Minuteman group meets on the Central Coast



Santa Maria is home to the latest chapter of the Minuteman Project, a group that has famously monitored the U.S.-Mexico border, standing against would-be illegal immigrants. Aside from its presence there, the group, founded by a man named Jim Gilchrist, has lobbied in Washington, D.C., and Sacramento for better enforcement of existing immigration laws, as well as new penalties for undocumented workers and their employers.

The Central Coast chapter of the Minuteman Project planned to meet on Feb. 20 at the Santa Maria Inn. Local founder Paula James said that she expected a big turnout, despite public denouncements from city officials.

Since its inception in 2004, the Minuteman Project has drummed up as much hate and outrage from human rights advocates and immigration proponents as it has devotion from anti-immigration

activists, who regard Gilchrist as more of a patriotic hero.

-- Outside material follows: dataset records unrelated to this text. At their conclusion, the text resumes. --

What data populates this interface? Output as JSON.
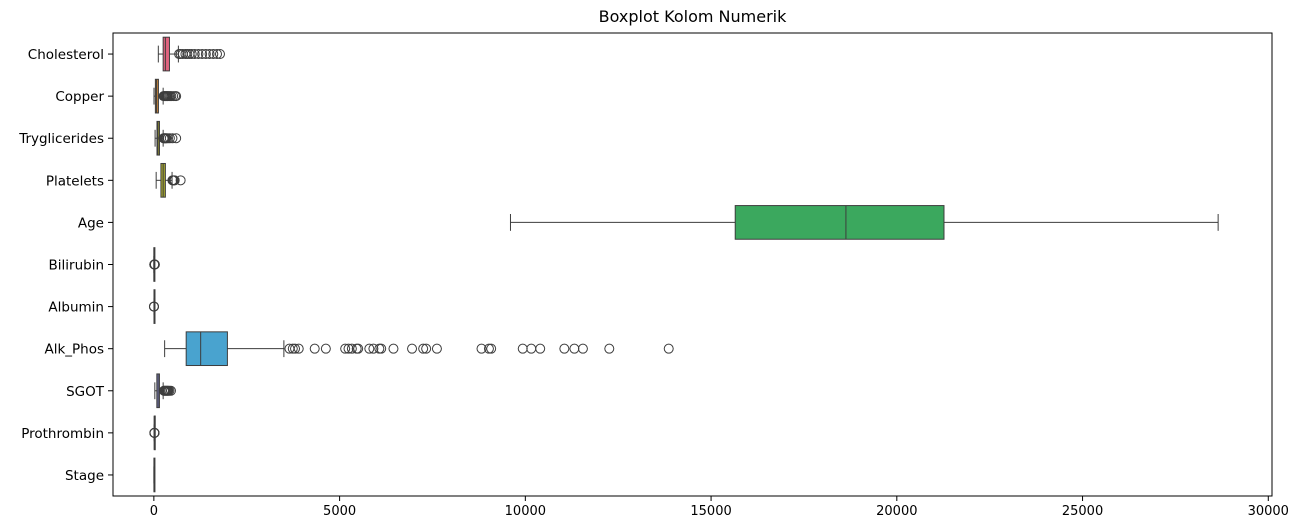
{
  "chart_data": {
    "type": "boxplot",
    "orientation": "horizontal",
    "title": "Boxplot Kolom Numerik",
    "xlabel": "",
    "ylabel": "",
    "xlim": [
      -1100,
      30100
    ],
    "xticks": [
      0,
      5000,
      10000,
      15000,
      20000,
      25000,
      30000
    ],
    "xtick_labels": [
      "0",
      "5000",
      "10000",
      "15000",
      "20000",
      "25000",
      "30000"
    ],
    "grid": false,
    "legend": "none",
    "series": [
      {
        "name": "Cholesterol",
        "color": "#e0637f",
        "whisker_low": 120,
        "q1": 250,
        "median": 310,
        "q3": 420,
        "whisker_high": 660,
        "outliers": [
          680,
          720,
          780,
          850,
          900,
          960,
          1020,
          1100,
          1200,
          1300,
          1400,
          1500,
          1600,
          1700,
          1780
        ]
      },
      {
        "name": "Copper",
        "color": "#c9853a",
        "whisker_low": 4,
        "q1": 41,
        "median": 73,
        "q3": 123,
        "whisker_high": 250,
        "outliers": [
          260,
          280,
          300,
          320,
          340,
          360,
          380,
          410,
          440,
          470,
          520,
          570,
          600
        ]
      },
      {
        "name": "Tryglicerides",
        "color": "#9c9a2e",
        "whisker_low": 33,
        "q1": 84,
        "median": 108,
        "q3": 151,
        "whisker_high": 250,
        "outliers": [
          260,
          280,
          300,
          320,
          340,
          380,
          430,
          500,
          600
        ]
      },
      {
        "name": "Platelets",
        "color": "#a6a82e",
        "whisker_low": 62,
        "q1": 190,
        "median": 250,
        "q3": 310,
        "whisker_high": 490,
        "outliers": [
          500,
          520,
          540,
          560,
          720
        ]
      },
      {
        "name": "Age",
        "color": "#3ba85e",
        "whisker_low": 9600,
        "q1": 15650,
        "median": 18630,
        "q3": 21270,
        "whisker_high": 28650,
        "outliers": []
      },
      {
        "name": "Bilirubin",
        "color": "#3bab8f",
        "whisker_low": 0.3,
        "q1": 0.8,
        "median": 1.4,
        "q3": 3.4,
        "whisker_high": 7.9,
        "outliers": [
          10,
          14,
          18,
          22,
          28
        ]
      },
      {
        "name": "Albumin",
        "color": "#39a9a8",
        "whisker_low": 2.4,
        "q1": 3.3,
        "median": 3.5,
        "q3": 3.8,
        "whisker_high": 4.6,
        "outliers": [
          1.9,
          2.0,
          4.6
        ]
      },
      {
        "name": "Alk_Phos",
        "color": "#49a3cf",
        "whisker_low": 290,
        "q1": 870,
        "median": 1260,
        "q3": 1980,
        "whisker_high": 3500,
        "outliers": [
          3650,
          3740,
          3800,
          3900,
          4330,
          4630,
          5150,
          5240,
          5330,
          5460,
          5500,
          5800,
          5910,
          6070,
          6120,
          6450,
          6950,
          7250,
          7330,
          7620,
          8820,
          9020,
          9080,
          9930,
          10160,
          10400,
          11050,
          11320,
          11550,
          12260,
          13860
        ]
      },
      {
        "name": "SGOT",
        "color": "#8e8fe3",
        "whisker_low": 26,
        "q1": 80,
        "median": 115,
        "q3": 150,
        "whisker_high": 250,
        "outliers": [
          270,
          290,
          310,
          330,
          350,
          370,
          390,
          420,
          460
        ]
      },
      {
        "name": "Prothrombin",
        "color": "#c479e0",
        "whisker_low": 9,
        "q1": 10,
        "median": 10.6,
        "q3": 11.1,
        "whisker_high": 12.5,
        "outliers": [
          13,
          14,
          15,
          17,
          18
        ]
      },
      {
        "name": "Stage",
        "color": "#e27dc2",
        "whisker_low": 1,
        "q1": 2,
        "median": 3,
        "q3": 4,
        "whisker_high": 4,
        "outliers": []
      }
    ]
  }
}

James said that the Central Coast chapter believes that non-tax-paying undocumented workers stress the local economy through their use of emergency and social services, and that local and state officials should crack down on existing laws.

"Lets face it," James said. "It's against the law. They're not supposed to be here, so we shouldn't be patting them on the back and rewarding them for coming illegally. That's what this is really about."

Santa Maria City Councilwoman Hilda Vela Zacarias has publicly denounced the group's vigilante tactics, saying that she doesn't want to see a city where people are "afraid of their neighbors."

"I'm opposed to having an organization--without any authority--becoming agents to enforce the law," Zacarias said in an interview. "Whether they are pointing guns at the border, or pointing accusatory fingers in Santa Maria, it's not okay. It's not the way to change policy."

Santa Maria resident Hazel Putney, speaking on behalf of an unofficial group of citizens who planned to protest the event, said that Minuteman opponents don't want the group to come in and divide the community.

"They're asking us to give in to our prejudices," she said.